I was catering for one non pork eater, a wheat free Fodmapper and a roomful of people with appetites like gannets (the best kind of people I find) so I wanted something substantial. I looked for Austrian inspired recipes, got sidetracked into wurst jokes and decided to go German with frikadellen instead.

These are a slightly flattened meatball which makes them easier to cook and quicker to roll than small ones so when making loads they cut that corner quite well. My dilemma was what to lighten them with. Pork mince was out and so were breadcrumbs. I went for everyone’s favourite anti-carb and used grated courgette instead and it worked very well alongside the small amount of apple I used and the fresh rosemary that gave the sweetness and flavour onion and garlic usually offers. I know some Fodmappers can’t do apple but the amounts are small enough that most people could.

I then rolled and flattened the frikadellen and chilled them well before pan frying them for about 3 minutes each side in advance to give a nice crust. I then put them on oven trays close together and baked them in the oven for 20 minutes at 180℃ when I wanted to serve them. This allowed me to serve hot food with a minimum of fuss and washing up.

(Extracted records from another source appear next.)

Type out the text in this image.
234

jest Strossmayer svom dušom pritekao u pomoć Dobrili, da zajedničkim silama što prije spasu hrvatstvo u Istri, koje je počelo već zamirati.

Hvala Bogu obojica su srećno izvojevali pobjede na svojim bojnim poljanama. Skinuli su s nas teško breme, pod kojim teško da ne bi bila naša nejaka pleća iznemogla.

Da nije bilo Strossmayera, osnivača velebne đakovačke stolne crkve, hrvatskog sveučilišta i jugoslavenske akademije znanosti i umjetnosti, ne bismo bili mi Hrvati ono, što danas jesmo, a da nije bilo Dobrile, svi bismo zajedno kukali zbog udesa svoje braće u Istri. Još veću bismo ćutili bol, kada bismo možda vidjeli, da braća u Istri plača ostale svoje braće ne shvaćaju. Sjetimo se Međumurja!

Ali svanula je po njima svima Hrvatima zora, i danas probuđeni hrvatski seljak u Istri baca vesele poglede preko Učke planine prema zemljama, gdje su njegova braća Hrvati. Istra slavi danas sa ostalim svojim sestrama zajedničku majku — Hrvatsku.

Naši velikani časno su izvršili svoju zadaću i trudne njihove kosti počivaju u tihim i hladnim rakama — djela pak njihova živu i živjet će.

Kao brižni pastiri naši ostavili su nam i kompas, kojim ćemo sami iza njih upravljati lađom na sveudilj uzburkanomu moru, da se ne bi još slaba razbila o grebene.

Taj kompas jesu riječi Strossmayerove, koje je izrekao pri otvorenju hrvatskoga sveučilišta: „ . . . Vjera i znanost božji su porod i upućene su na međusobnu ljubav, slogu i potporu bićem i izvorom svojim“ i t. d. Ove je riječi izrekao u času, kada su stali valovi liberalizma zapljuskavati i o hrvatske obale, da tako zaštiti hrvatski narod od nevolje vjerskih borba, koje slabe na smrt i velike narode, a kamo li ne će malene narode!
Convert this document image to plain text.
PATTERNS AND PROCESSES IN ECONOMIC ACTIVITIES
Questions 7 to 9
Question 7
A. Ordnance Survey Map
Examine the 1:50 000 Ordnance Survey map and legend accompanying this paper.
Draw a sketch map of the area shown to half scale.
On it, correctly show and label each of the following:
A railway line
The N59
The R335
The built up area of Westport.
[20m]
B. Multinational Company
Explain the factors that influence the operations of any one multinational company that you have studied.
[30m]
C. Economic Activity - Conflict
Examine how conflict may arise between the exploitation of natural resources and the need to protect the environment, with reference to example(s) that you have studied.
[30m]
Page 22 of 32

A plate of these each with a mountain of dill and gherkin infused potato salad fortified us beautifully for all night Eurovision fun. I’m sure it was them and not the export strength gin that saw my friend and I still celebrating the Irish referendum at 5am by listening to Jedward’s Lipstick

Fodmap Friendly Frikadellen (serves 4-6)

  • 750g beef mince or 250g pork and 500g beef
  • 1 medium sized apple such as a Bramley or Braeburn
  • 2 medium or 1 large courgette
  • 3 stalks fresh rosemary
  • 1 large bunch flat leaf parsley
  • 1 egg
  • salt and pepper

These are lovely and easy to make but need chilling time so don’t rush them.

Put the chilled mince into a large bowl and break it up really well with your hands. This is surprisingly hard work. Peel and grate the apple into it.

Grate the courgette and then chop it roughly too. You want something slightly shorter than grated but not actual pulp so don’t use one of those electric choppers. Add the courgette along with the well chopped fresh parsley. I have finally got a spice grinder and was able to turn my rosemary into a fine powder. It’s the best thing I’ve bought in an age and where electricity trumps doing stuff by hand.

Whichever way you chop your rosemary, add it in too and season it all generously. You want a little bite from the pepper. I used a little bit of white pepper too as I really like its flavour. (I was always under the impression it was ‘common’ when I was a kid, but I bought mine in Waitrose for the slow cooker…)

Mix all the flavourings into the meat well and add the egg half at a time and then keep mixing well with your hands. It should be quite a stiff paste. Then pinch up a good hefty handful and roll roughly into a ball and then flatten it so it looks like a mini burger or slider. Put on a plate or lined baking tray and chill for at least 30 minutes. I gave mine an hour to be sure.

Then fry on a medium high heat for about 5 minutes each side, turning every 2-3 minutes to allow them to brown but not burn. You’ll need to do them in batches in the pan to give you room to flip so if you scale up, it’s easier to finish them in the oven as above. Rest them for 10 minutes to make them juicier and easier to eat. I’m going to try them in the slow cooker next time too!

Any potato salad will go well or a nice crunchy slaw of finely mandolined  red cabbage, carrot and radish or daikon. But be careful if you mandolin. I had to give my leftover meatballs to a friend who spent Friday night in A&E thanks to one. Her finger was too bandaged to cook but she said the frikadellen made an outstanding meatball sandwich that almost made up for it all!

*PS, no photos of the cooked ones. They got devoured too fast for that and the kitchen was too chaotic for pre table photos.